Ben Bernanke’s term as chair ends Jan. 31, 2014, and I’m glad the president made the nomination now so that there is plenty of time for the U.S. Senate to vet Yellen. But this is not the only vacancy at the Fed: At least three seats, and perhaps four, will soon be open, including the vice chairmanship that Yellen currently holds.
Obama shouldn’t look at the Yellen nomination in isolation but should build a strong team at the Fed. Here’s how to do it.
Upon accepting the nomination, Yellen said: “Thank you, Mr. President, I am honored and humbled by the faith you have placed in me. If confirmed by the Senate, I pledge to do my utmost to keep that trust and meet the great responsibilities that Congress has entrusted to the Federal Reserve — to promote maximum employment, stable prices and a strong and stable financial system.”
The Federal Reserve conducts monetary policy — changing the quantity of money or targeting short-term interest rates in order to promote maximum employment and stable prices. Monetary policy faces many challenges in the coming months and years as the Fed tapers its policy of quantitative easing and allows short-term interest rates to rise above zero, and this is Yellen’s area of expertise.
As a member of the Board from 1994 to 1997 and president of the Federal Reserve Bank of San Francisco from 2004 to 2010, Yellen gained practice in meeting the third goal, a strong and stable financial system. However, the Dodd-Frank Act of 2009 gave the Fed new responsibilities in this area, and Yellen needs a deep bench of talent on the board to help her develop the specific policies necessary to meet these obligations.
Right people for right jobs
Let’s start with financial-market supervision. The key problem in this area is the Too Big to Fail Problem: Some financial institutions have grown so big that they cannot be allowed to fail lest they take the entire financial system down with them.
Gary Stern, the former president of the Federal Reserve Bank of Minneapolis, literally wrote the book on the Too Big to Fail Problem. Obama should nominate Stern as vice-chair with a mandate from Yellen to focus on bringing the Fed up to speed on its regulation responsibilities and instituting the reforms he has advocated since the 1990s. In addition, Stern served on the Federal Open Market Committee while he was president of the Minneapolis Fed and brings a wealth of experience in monetary policy to go with his insight on financial market regulation.
Stern needs back-up too, and the perfect person to join the board in this capacity is Anat Admati. In her book “The Bankers’ New Clothes: What’s Wrong with Banking and What to Do About It” (co-authored with Martin Hellwig), Admati cut straight to the biggest problem in banking today: that the banking business is built on borrowed money to a far greater degree than any other industry, and that the key to reducing the riskiness of the system is to require banks to hold a far greater level of capital than they currently do. Who better than Admati than to put this idea into practice at the Fed?

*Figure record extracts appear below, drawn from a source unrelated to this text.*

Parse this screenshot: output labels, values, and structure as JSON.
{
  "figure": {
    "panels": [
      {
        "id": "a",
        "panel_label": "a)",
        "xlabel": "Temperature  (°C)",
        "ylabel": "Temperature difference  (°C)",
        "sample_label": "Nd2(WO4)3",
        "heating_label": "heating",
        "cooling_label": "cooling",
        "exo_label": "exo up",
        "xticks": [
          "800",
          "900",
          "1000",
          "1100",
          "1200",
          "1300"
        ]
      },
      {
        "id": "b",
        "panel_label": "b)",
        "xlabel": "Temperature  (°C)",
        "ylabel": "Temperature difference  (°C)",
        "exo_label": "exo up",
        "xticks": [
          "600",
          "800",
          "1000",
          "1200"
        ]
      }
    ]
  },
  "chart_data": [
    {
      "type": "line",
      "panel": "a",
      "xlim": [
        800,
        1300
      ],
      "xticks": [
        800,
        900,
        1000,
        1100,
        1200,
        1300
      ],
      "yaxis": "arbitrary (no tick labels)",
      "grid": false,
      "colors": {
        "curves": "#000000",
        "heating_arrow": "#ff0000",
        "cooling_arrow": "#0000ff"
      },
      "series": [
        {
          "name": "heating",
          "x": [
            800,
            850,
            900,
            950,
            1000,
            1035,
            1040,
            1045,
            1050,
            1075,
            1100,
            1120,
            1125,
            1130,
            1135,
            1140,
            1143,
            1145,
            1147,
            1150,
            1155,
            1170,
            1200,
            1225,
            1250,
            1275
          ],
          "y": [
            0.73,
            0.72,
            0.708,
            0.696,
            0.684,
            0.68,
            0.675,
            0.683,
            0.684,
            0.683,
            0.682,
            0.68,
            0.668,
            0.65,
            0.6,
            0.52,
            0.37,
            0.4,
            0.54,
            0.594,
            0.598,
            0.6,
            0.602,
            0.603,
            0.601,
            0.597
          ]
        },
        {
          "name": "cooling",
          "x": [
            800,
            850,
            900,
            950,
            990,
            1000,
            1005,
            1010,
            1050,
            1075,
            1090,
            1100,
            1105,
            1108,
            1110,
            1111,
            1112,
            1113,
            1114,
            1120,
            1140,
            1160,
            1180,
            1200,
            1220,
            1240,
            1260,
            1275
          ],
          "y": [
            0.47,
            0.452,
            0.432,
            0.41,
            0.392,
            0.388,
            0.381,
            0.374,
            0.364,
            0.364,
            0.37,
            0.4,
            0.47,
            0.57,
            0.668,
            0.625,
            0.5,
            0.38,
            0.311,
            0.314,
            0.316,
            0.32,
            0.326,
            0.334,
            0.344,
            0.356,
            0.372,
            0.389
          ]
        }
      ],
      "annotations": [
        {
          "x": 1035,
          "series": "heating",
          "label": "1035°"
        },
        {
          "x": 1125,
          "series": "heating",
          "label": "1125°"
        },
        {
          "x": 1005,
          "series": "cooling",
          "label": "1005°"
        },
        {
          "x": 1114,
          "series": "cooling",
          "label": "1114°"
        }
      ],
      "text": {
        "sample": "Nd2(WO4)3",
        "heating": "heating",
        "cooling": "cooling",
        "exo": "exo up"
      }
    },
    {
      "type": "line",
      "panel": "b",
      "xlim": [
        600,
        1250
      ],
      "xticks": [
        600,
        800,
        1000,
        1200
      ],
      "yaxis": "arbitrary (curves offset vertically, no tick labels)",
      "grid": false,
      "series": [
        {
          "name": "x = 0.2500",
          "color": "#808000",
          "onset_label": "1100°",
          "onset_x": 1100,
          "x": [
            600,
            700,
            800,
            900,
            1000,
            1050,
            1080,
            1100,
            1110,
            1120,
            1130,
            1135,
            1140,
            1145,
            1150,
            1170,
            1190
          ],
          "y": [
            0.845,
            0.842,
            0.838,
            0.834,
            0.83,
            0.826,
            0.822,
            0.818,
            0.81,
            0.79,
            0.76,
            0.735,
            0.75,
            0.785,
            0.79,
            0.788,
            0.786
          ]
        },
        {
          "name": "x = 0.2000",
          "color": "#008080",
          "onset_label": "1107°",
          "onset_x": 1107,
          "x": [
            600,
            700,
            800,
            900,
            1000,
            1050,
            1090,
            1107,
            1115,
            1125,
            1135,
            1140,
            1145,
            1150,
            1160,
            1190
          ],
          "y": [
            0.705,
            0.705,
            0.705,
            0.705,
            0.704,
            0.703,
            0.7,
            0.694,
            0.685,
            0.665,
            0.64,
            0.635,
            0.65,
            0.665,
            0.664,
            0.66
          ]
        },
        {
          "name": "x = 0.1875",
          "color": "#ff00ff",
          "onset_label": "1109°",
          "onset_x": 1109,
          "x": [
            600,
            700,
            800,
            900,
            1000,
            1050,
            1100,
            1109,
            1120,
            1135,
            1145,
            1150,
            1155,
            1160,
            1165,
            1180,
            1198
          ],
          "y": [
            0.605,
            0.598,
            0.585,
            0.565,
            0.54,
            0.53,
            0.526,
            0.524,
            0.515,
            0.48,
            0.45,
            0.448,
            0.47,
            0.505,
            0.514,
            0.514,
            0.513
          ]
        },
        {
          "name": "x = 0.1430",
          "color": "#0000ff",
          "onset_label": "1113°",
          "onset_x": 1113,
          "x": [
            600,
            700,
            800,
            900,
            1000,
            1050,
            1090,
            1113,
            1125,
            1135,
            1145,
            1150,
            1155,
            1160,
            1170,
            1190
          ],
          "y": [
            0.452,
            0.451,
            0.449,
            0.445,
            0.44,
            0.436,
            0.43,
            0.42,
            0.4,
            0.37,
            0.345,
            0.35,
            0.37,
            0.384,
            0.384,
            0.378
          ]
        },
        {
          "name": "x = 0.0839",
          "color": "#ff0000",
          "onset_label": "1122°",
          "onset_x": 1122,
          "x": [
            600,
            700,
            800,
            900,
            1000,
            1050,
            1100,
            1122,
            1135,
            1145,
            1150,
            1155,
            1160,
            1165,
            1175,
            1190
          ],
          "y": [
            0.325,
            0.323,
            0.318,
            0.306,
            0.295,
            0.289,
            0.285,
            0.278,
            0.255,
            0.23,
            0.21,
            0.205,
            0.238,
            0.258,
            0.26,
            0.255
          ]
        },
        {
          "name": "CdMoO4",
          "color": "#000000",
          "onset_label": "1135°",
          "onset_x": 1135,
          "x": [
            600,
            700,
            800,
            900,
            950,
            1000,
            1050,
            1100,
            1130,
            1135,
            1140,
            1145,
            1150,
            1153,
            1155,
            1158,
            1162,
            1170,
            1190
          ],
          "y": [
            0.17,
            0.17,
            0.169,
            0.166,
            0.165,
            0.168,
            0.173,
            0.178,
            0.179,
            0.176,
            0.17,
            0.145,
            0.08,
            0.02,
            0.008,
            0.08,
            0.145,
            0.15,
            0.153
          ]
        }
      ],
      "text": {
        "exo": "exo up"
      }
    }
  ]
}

The third seat should go to someone who can work with Yellen on monetary policy. My first choice is Adam Posen, the president of the Peterson Institute for International Economics. He served from 2009 to 2012 on the Monetary Policy Committee of the Bank of England, a position equivalent to being a Fed governor, so he is familiar with the day-in-day-out workings of monetary policy. More importantly, Posen was a leading advocate of quantitative easing before it was adopted by the Federal Reserve, having proposed its use in Japan in the 1990s.
The Federal Reserve is often portrayed as a one-man band, with the chairman equated as “the Fed.” Chairmen such as Paul Volcker and Alan Greenspan did nothing to dispel this view, but Ben Bernanke has worked to change this and make the Fed a more collegial place. Obama should nominate people who can work with Yellen to keep this going and to carry out the difficult monetary policy and regulatory tasks that lie ahead.